«Stanno uccidendo il Margorabbia»

«Stanno uccidendo il Margorabbia»

Dopo il primo dell’anno, e per diversi giorni, le acque del fiume hanno assunto una strana colorazione. «Sospettavamo lo scarico abusivo di qualche ditta, ma forse è colpa di un depuratore malfunzionante»

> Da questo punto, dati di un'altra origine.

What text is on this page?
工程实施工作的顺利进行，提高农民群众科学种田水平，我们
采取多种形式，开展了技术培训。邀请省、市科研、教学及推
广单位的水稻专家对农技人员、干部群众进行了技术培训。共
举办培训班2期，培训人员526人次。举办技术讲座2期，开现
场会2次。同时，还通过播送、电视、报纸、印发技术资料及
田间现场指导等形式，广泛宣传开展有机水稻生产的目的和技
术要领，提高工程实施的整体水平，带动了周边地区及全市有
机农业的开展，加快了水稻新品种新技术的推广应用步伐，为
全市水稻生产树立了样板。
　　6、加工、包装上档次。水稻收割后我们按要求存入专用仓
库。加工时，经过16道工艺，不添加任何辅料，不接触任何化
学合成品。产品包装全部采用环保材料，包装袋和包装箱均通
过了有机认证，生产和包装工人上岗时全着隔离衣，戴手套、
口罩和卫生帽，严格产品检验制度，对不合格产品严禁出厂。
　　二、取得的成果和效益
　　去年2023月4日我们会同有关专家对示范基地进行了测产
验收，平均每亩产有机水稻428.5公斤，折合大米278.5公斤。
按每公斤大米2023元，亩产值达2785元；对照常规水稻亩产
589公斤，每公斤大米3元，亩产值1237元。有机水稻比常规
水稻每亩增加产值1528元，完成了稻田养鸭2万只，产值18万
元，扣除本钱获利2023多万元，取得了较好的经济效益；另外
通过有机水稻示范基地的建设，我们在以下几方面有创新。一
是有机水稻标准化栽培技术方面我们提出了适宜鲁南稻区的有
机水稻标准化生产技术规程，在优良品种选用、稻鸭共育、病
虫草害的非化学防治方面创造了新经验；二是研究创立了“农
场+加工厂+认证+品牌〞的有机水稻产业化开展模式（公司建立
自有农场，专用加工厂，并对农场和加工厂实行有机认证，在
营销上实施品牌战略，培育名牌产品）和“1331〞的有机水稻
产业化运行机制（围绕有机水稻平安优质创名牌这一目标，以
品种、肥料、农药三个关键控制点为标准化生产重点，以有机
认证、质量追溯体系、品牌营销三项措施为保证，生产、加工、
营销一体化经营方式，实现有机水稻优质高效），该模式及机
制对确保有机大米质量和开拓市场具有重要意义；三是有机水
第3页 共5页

VALCUVIA - Probabile inquinamento nelle acque del Margorabbia. Il primo dell’anno e nei giorni successivi l’acqua del fiume che scorre tra Valcuvia e Valtravaglia ha assunto una strana colorazione, un intorbidimento innaturale. A denunciare il fenomeno alcuni abitanti del Cucco e di Riviera, frazioni di Montegrino Valtravaglia che hanno immortalato l’onda torbida in diverse foto e anche in un video. Finora però nessuna denuncia è stata fatta alle autorità competenti sul bacino.

Strano fenomeno

«Dopo il pranzo del primo gennaio ho fatto un giro sulla riva del fiume –racconta un residente della frazione- Mi sono accorto che il fiume aveva un aspetto insolito, l’acqua era pesantemente opaca; subito ho pensato a qualche sostanza scaricata nel fiume. Conosco bene il Margorabbia, di certo il fiume non è più quello di una volta, ha subito duri colpi da quando questa zona hanno accolto case e capannoni –il residente prosegue nel racconto – Incuriosito ho fatto poi altri sopralluoghi nei giorni successivi, volevo capire la portata del fenomeno, anche più a monte ho trovato l’acqua del fiume torbida e sporca in oltre mi sono accorto di un particolare: lo sporco arrivava nel pomeriggio e durava per qualche ora per poi finire».
Si ragiona sullo strano fenomeno, nel caso si fosse trattato di uno scarico abusivo magari passando dai campi ci si sarebbe imbattuti nei cingoli di un eventuale trattore, ma così non è stato; l’acqua ad ogni modo non aveva nessun odore particolare come ricordato da chi ha visto in questi giorni la grossa macchia torbida muoversi verso Germignaga. In oltre, se la colorazione e la composizione innaturale fossero dovute al lavaggio di una cisterna, ad esempio, il fenomeno non avrebbe avuto una costanza di vari giorni e nel giro di poche ore la corrente avrebbe portato via tutto.

Scenario cambiato

«Il nostro sospetto iniziale è ricaduto su una delle tante ditte che si affacciano sul fiume – affermano altri abitanti delle sponde- magari approfittando delle feste qualcuno ha pensato bene di scaricare qualche olio o altra sostanza inquinante, ma come già detto l’onda scura è apparsa costantemente fino a l’altro ieri». A questo punto il sospetto ricade su un depuratore malfunzionante, cosa per altro da verificare dopo l’eventuale sollevazione del problema alle autorità competenti.
Fattore certo invece, come descritto da residenti e frequentatori della ciclabile, in alcune giornate l’acqua a monte del depuratore di Ferrera è completamente diversa da quella a valle, molto più torbida e così è stato anche in questi giorni.
Uno dei depuratori in questione si trova in località Calcaterra ed è posto sull’anello di congiunzione tra il Margorabbia che scende in pianura dall’abitato di Ferrera e il Rio Boesio, che scorre a fondo Valcuvia dopo aver accolto le acque del torrente Rancina. «Da quando è in funzione il depuratore tutto il fiume ha mutato il suo aspetto» racconta chi vive lungo le sponde e descrive i sassi del letto fluviale avvolti da una patina limacciosa, un’acqua che cambia spesso colore e, delle volte nella confluenza ora osservata speciale, un forte odore.
«Sono nato sul Margorabbia – termina sconsolato un altro abitante del Cucco che ha denunciato la stranezza di questi giorni- mi dispiace vederlo morire così».